Yalnızlık

Sosyal hayatımı da bir yandan sürdürmem gerektiğini ama sürdüremediğimi doktora sonrasında fark ettim. Bir sürü arkadaşım, dostum, ahbabım vardı. Sonra doktora için kapandım, üç-dört sene sürdü. Bittikten sonra arkadaşlarımın yanına gittim. Birlikte takıldığımız yerlerde hiçbiri yoktu. Aradım, sordum, mekânları değiştirmişlerdi. Ben ayrıldığımız yerdeydim, onları özlemiştim bile ama onlar çok değişmişti. Köprünün altından çok sular akmıştı, unutulmuş olduğumu ya da kendimi unutturduğumu anladım. Bu duyguyu daha sonraları da yaşadım. İşe dalınca kötü dalıyorum.

Bugün sınavları da ilan ettim ve dönem fiilen bitti. Serbestim, takılacak yerim, kimsem yok. Neyse, okulların açılmasına az kaldı; iki ay. Okunacak epey kitap birikti...

Şiir tadımız üzerine

Eskiden Türkiye’de herkes şair olarak doğardı. O kadar çok ve kolay şiir yazılabilirdi ki... Elbette hepsi kaliteli değildi, şairler kalıcı olurdu. Mutlaka başka sebepleri de vardır lakin serbest şiirin edebi şiir sanatımıza darbe vurduğunu düşünenlerdenim. Buradan “edebiyatta ihanet” edebiyatı yapmayı doğru bulmuyorum. Serbest şiir arayıştır, yeni yollar aramak ve denemektir, itirazım ona değil, serbest şiirin ana eksen haline getirilmesinedir.
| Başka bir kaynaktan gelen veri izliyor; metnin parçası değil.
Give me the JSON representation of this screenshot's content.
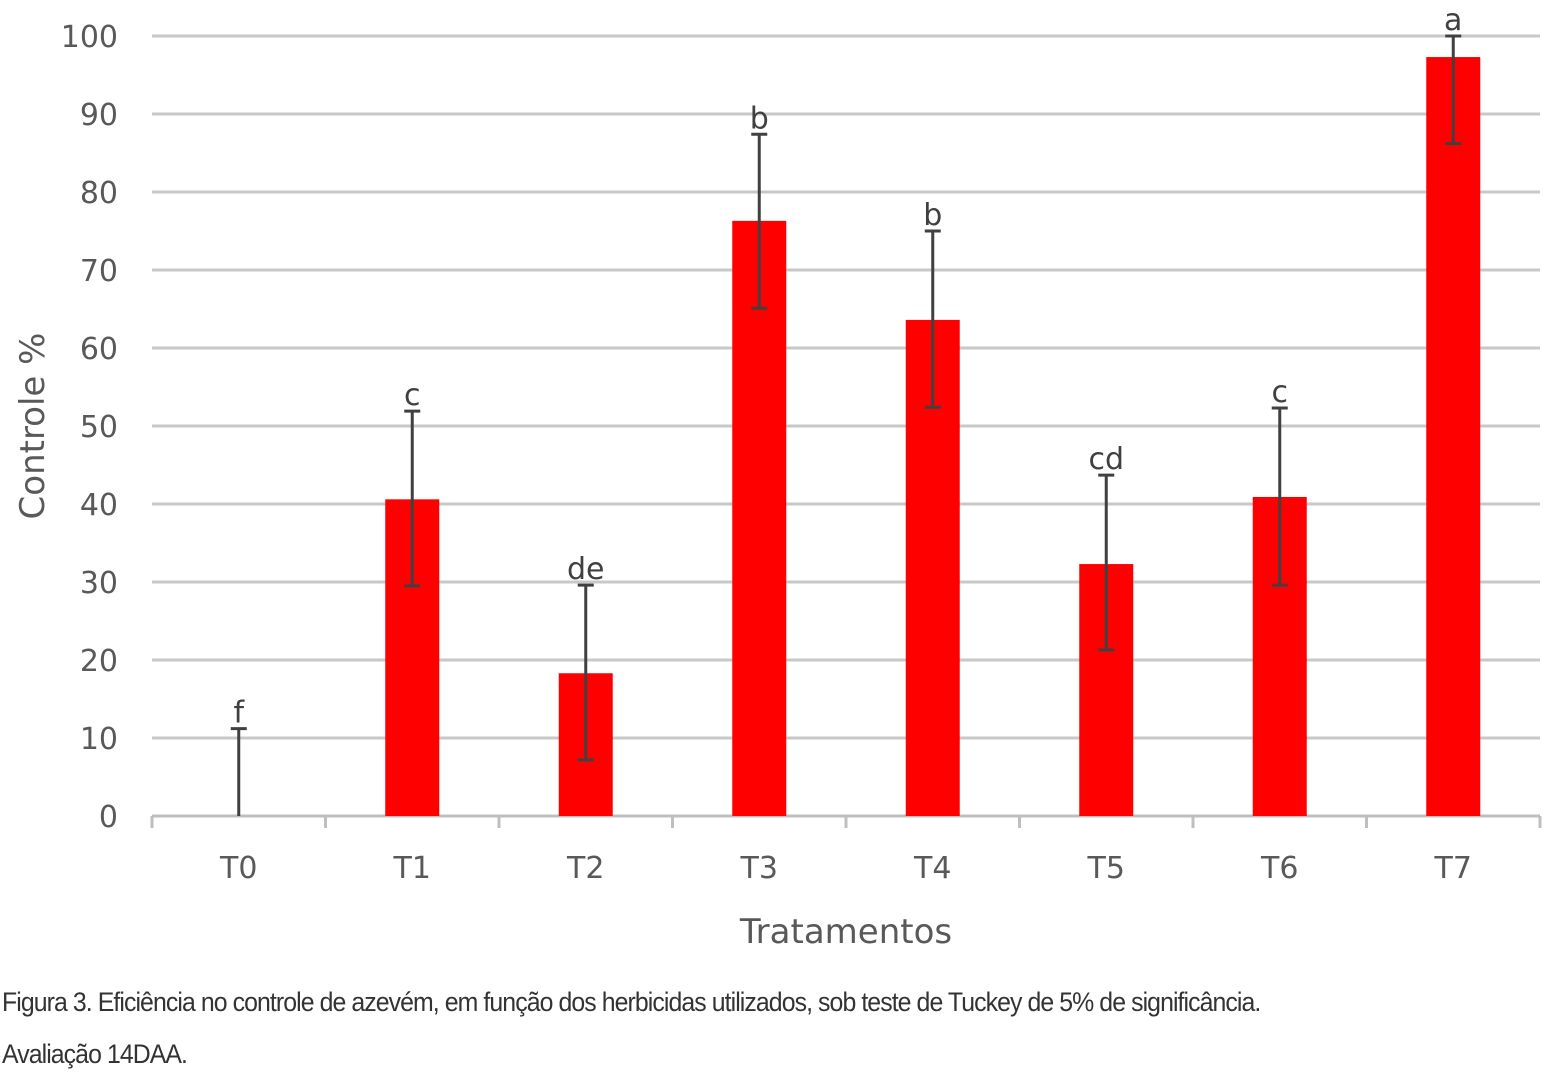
{
  "chart_data": {
    "type": "bar",
    "title": "",
    "xlabel": "Tratamentos",
    "ylabel": "Controle %",
    "ylim": [
      0,
      100
    ],
    "yticks": [
      0,
      10,
      20,
      30,
      40,
      50,
      60,
      70,
      80,
      90,
      100
    ],
    "grid": true,
    "categories": [
      "T0",
      "T1",
      "T2",
      "T3",
      "T4",
      "T5",
      "T6",
      "T7"
    ],
    "values": [
      0,
      40.6,
      18.3,
      76.3,
      63.6,
      32.3,
      40.9,
      97.3
    ],
    "error_upper": [
      11.2,
      51.9,
      29.6,
      87.4,
      75.0,
      43.7,
      52.3,
      108.5
    ],
    "error_lower": [
      0,
      29.5,
      7.2,
      65.1,
      52.4,
      21.3,
      29.6,
      86.2
    ],
    "significance_letters": [
      "f",
      "c",
      "de",
      "b",
      "b",
      "cd",
      "c",
      "a"
    ],
    "bar_color": "#ff0000",
    "grid_color": "#c8c8c8"
  },
  "caption": {
    "line1": "Figura 3. Eficiência no controle de azevém, em função dos herbicidas utilizados, sob teste de Tuckey de 5% de significância.",
    "line2": "Avaliação 14DAA."
  }
}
Kötü olmuştur. Artık herkes şiir yazamıyor ve şiir kitaplarını okumuyoruz. Konuyu düşünmeye çağırıyorum.

Türkmen

Türkmenler devlet kurar, dönüp işine bakar. Sonra devlet elinden çıkar, başkaları onun kafasını kırmaya başlayınca onu yıkar, yenisini kurar. Bu devleti de Türkmenler kurmuştu. Deniz Gezmiş'i öldürdüğünde devletin Türkmenlerin elinden çıktığı anlaşıldı. Eğer Türkmen devletten umudu kestiyse korkun, yıkacaktır. Çok pis yıkar.

Siyasi Aptallık

Büyükçe ülkelerde yapılabilecek en aptalca şey ırkçılık ve mezhepçiliktir. Bunu devlet yaparsa büyük ülkesini küçültür, ufalar. Toplum kesimlerinden biri yaparsa altta kalır. Bu belirlemeyi "kavmini ve mezhebini unut" diye anlayan aptallara sözüm yoktur.

Kan cola

Çok merak ediyorum, şeytan bize din adamı kılığıyla mı geliyor, diye. Milleti akıldan etti bu adamlar. Uygur bilge Alptekin, “Çinliler Doğu Türkistan’ı işgal ederken biz namaz sonrasında Allah’ın adlarını 33’lük tespihle mi, yoksa 99’luk tespihle mi çekelim diye tartışıyorduk” diyor. Uygurlar böyle de biz çok mu başkaydık, 1918'de don giymek caiz midir değil mi, erkekler başına fes giymeseler dinden çıkarlar mı, daha dün de Hatçe mektepte saçlarını örtsün-örtmesin diye konuşturdular, Arapların kanı kola niyetine içilir, ülkemiz yağmalanırken...

Feodal kafa

Kimse kimseyle kardeş olmak zorunda değil. Vatandaş olmaya çalışıyoruz. Kulluktan vatandaşlığa geçememiş feodal kafalılarla demokrasi olmaz. Ayrıca, kimsenin elindeki oyu alıp çöpe atmış da değilim. Fikrimi beyan ettirmeyecek miyim? Niye terbiyesizleşiyorsun? Niye şaşırıyorsam, çap bu kadar işte. Bu çapla bir de demokrasicilik oynayacakmışız. Hah...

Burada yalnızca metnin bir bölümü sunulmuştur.